Illuminate Design helps light up the darkness of Ted Hughes’ Crow

The Olympic Games in London may have come to an end, but the London 2012 Festival – also known as the Cultural Olympiad – continues to draw in crowds from across the UK. As part of that, the puppeteers responsible for War Horse created a stunning show at the Borough Halls in the south London Olympic borough of Greenwich – with production management by Illuminate Design.
Crow is based on a series of poems by the late poet laureate Ted Hughes, with the Handspring Puppet Company accompanying the telling of their stories through the medium of some truly amazing puppetry. Says Illuminate Design’s co founder Ben Payne: “Handspring did such an amazing job on War Horse, that we all knew we had a lot to live up to. The poems can be quite dark, and so we wanted something suitably intimate.”

Illuminate began by reversing the Borough Halls’ traditional layout, with bleached seating up and on the stage; the performance area is on and around a hillock designed by Holly Waddington on the main floor of the hall, from which snakes and crows of various sizes emerge. Above it, video projection evokes the chaos and creation described in the poetry.

Dance and movement are central to the show, with an electronic music score by Leafcutter John, choreography by Ben Duke and lighting design by Lucy Carter.

Payne continues: “Working with XL Video we fitted two Panasonic PT-DZ1200Es video projectors in the rigging, with video coming from a Catalyst media server, controlled by a Wholehog control desk. It was all filmed in high definition by video designer Yoav Segal, who does not have a theatrical background. This made things interesting for us, as there were times he needed assistance in making his design ideas work into the overall design scheme.

“Production video engineer Ollie Luff tried out various different lenses combinations, and a digital mask was placed to match the unusual shape of the screen, ensuring light only falls where we want it to.

“Lighting itself was programmed by Andrew Grant, on an ETC Eos hired, along with other lighting equipment, from Stage Electrics then moved onto its smaller sibling Ion, to save space and cost.

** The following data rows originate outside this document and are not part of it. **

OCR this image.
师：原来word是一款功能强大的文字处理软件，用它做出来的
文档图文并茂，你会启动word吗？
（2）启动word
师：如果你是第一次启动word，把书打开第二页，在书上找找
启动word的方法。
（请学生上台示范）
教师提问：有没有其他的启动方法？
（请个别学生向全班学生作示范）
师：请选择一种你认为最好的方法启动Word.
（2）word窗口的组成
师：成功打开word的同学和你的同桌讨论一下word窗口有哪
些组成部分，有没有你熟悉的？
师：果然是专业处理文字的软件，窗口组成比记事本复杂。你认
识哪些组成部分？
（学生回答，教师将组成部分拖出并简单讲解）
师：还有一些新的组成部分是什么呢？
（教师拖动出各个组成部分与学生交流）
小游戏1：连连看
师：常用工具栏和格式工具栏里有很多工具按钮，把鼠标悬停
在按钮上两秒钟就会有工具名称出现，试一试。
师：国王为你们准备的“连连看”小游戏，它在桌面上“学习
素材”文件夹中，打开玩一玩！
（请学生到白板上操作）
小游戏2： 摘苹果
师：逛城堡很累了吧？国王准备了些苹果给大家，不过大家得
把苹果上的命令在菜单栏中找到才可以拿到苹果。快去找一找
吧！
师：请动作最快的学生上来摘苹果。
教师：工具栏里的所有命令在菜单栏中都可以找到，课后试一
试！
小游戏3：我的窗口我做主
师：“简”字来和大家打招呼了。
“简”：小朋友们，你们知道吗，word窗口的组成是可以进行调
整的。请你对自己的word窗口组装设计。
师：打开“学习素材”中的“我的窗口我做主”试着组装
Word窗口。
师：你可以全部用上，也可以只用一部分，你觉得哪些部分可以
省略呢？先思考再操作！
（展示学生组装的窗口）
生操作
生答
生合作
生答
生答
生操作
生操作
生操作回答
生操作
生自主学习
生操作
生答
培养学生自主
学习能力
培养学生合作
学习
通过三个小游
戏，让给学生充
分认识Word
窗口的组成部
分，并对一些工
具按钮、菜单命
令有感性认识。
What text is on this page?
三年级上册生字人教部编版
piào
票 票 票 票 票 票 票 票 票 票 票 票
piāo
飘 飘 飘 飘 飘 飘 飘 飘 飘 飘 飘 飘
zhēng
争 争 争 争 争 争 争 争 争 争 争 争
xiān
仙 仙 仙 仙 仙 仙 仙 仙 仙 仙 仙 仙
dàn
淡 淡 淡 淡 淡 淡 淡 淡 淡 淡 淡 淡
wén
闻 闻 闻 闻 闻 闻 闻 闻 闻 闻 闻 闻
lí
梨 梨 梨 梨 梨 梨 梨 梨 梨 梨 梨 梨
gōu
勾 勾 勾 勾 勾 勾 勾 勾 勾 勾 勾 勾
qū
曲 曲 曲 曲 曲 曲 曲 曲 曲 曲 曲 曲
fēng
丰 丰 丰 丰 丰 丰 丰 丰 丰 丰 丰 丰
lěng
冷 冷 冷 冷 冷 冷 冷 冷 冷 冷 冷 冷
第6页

To match the cold, stark mood of Crow, the colours used for lighting include cool blues, but with moments of warmth using blues and greens.”

The show also included the innards of a Nintendo Wii controller to control some of the sound cues – the accelerometer was placed inside one of the crows, so that every time the puppet moved, it triggered a light or sound cue.

“The show is hopefully set to go on tour next year,” says Payne, “so we needed to make sure all the set pieces – including Harlequin flooring – would fit into a truck to make the show economically viable.

“After some production changes – reducing the length of the show by around half an hour – we got some impressive feedback from both the producers and the audience. We’re looking forward to its future life on tour.”